Reorganize static TLS memory for ELF TLS

For ELF TLS "local-exec" accesses, the static linker assumes that an
executable's TLS segment is located at a statically-known offset from the
thread pointer (i.e. "variant 1" for ARM and "variant 2" for x86).
Because these layouts are incompatible, Bionic generally needs to allocate
its TLS slots differently between different architectures.

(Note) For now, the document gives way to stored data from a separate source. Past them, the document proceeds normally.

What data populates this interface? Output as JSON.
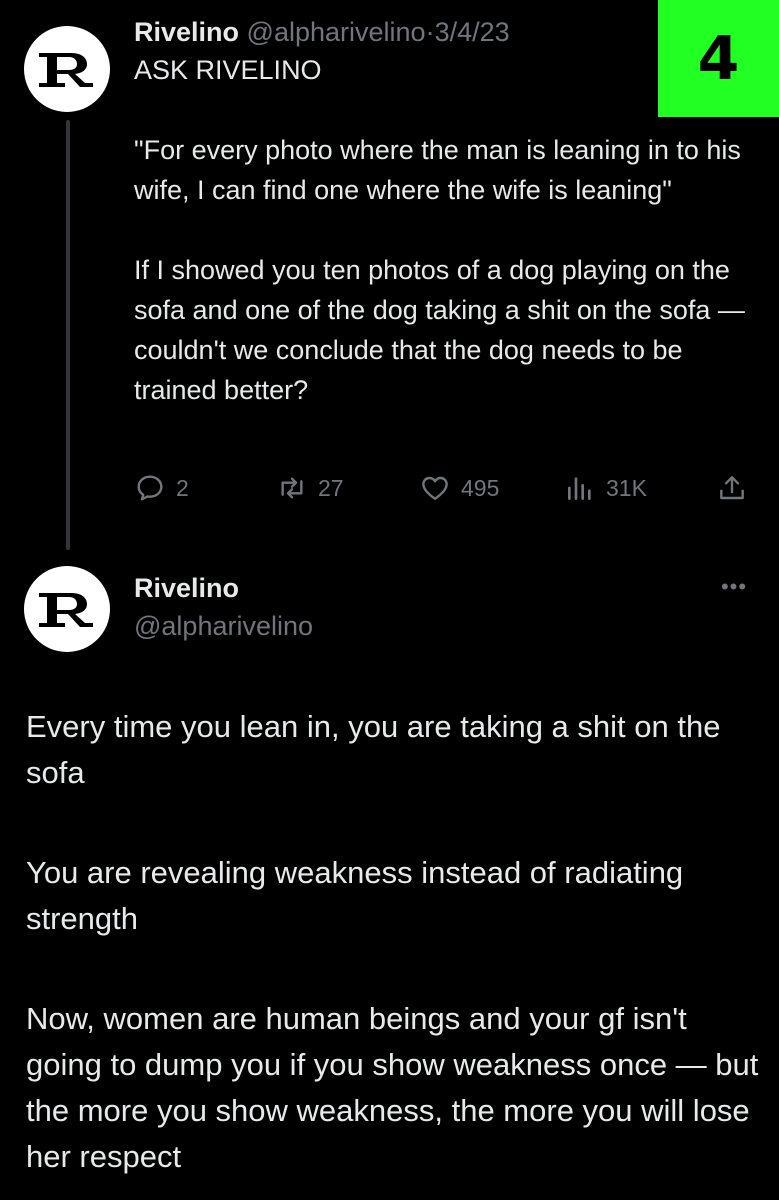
{
  "badge": {
    "number": "4",
    "color": "#22ff22"
  },
  "parent_tweet": {
    "avatar_letter": "R",
    "name": "Rivelino",
    "handle": "@alpharivelino",
    "separator": "·",
    "date": "3/4/23",
    "title": "ASK RIVELINO",
    "paragraphs": [
      "\"For every photo where the man is leaning in to his wife, I can find one where the wife is leaning\"",
      "If I showed you ten photos of a dog playing on the sofa and one of the dog taking a shit on the sofa — couldn't we conclude that the dog needs to be trained better?"
    ],
    "actions": {
      "replies": "2",
      "retweets": "27",
      "likes": "495",
      "views": "31K"
    }
  },
  "main_tweet": {
    "avatar_letter": "R",
    "name": "Rivelino",
    "handle": "@alpharivelino",
    "more_label": "•••",
    "paragraphs": [
      "Every time you lean in, you are taking a shit on the sofa",
      "You are revealing weakness instead of radiating strength",
      "Now, women are human beings and your gf isn't going to dump you if you show weakness once — but the more you show weakness, the more you will lose her respect"
    ]
  },
  "colors": {
    "background": "#000000",
    "text": "#e7e9ea",
    "muted": "#71767b",
    "thread_line": "#333639"
  }
}
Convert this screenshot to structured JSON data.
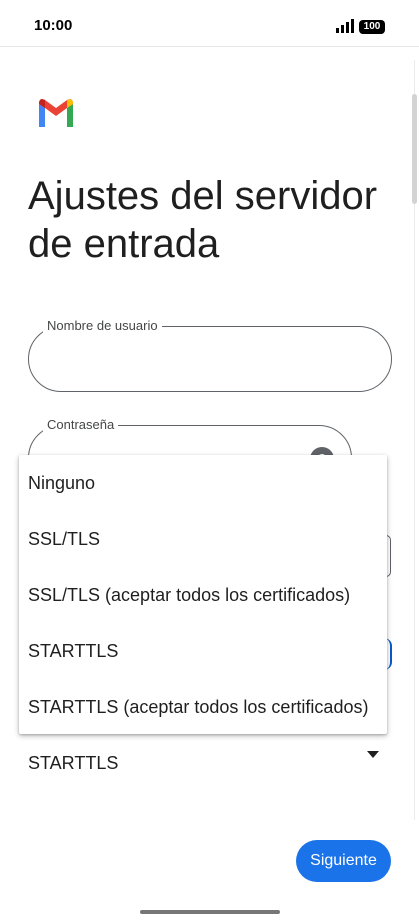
{
  "status_bar": {
    "time": "10:00",
    "battery": "100"
  },
  "page": {
    "title": "Ajustes del servidor de entrada"
  },
  "form": {
    "username_label": "Nombre de usuario",
    "password_label": "Contraseña",
    "security_value": "STARTTLS"
  },
  "dropdown": {
    "options": [
      "Ninguno",
      "SSL/TLS",
      "SSL/TLS (aceptar todos los certificados)",
      "STARTTLS",
      "STARTTLS (aceptar todos los certificados)"
    ]
  },
  "actions": {
    "next_label": "Siguiente"
  },
  "colors": {
    "accent": "#1a73e8",
    "gmail_red": "#ea4335",
    "gmail_blue": "#4285f4",
    "gmail_green": "#34a853",
    "gmail_yellow": "#fbbc04"
  },
  "icons": [
    "gmail-logo-icon",
    "signal-icon",
    "battery-icon",
    "eye-icon",
    "caret-down-icon"
  ]
}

To allow per-architecture TLS slots:
 - Replace the TLS_SLOT_xxx enumerators with macros. New ARM slots are
   generally negative, while new x86 slots are generally positive.
 - Define a bionic_tcb struct that provides two things:
    - a void* raw_slots_storage[BIONIC_TLS_SLOTS] field
    - an inline accessor function: void*& tls_slot(size_t tpindex);

For ELF TLS, it's necessary to allocate a temporary TCB (i.e. TLS slots),
because the runtime linker doesn't know how large the static TLS area is
until after it has loaded all of the initial solibs.

To accommodate Golang, it's necessary to allocate the pthread keys at a
fixed, small, positive offset from the thread pointer.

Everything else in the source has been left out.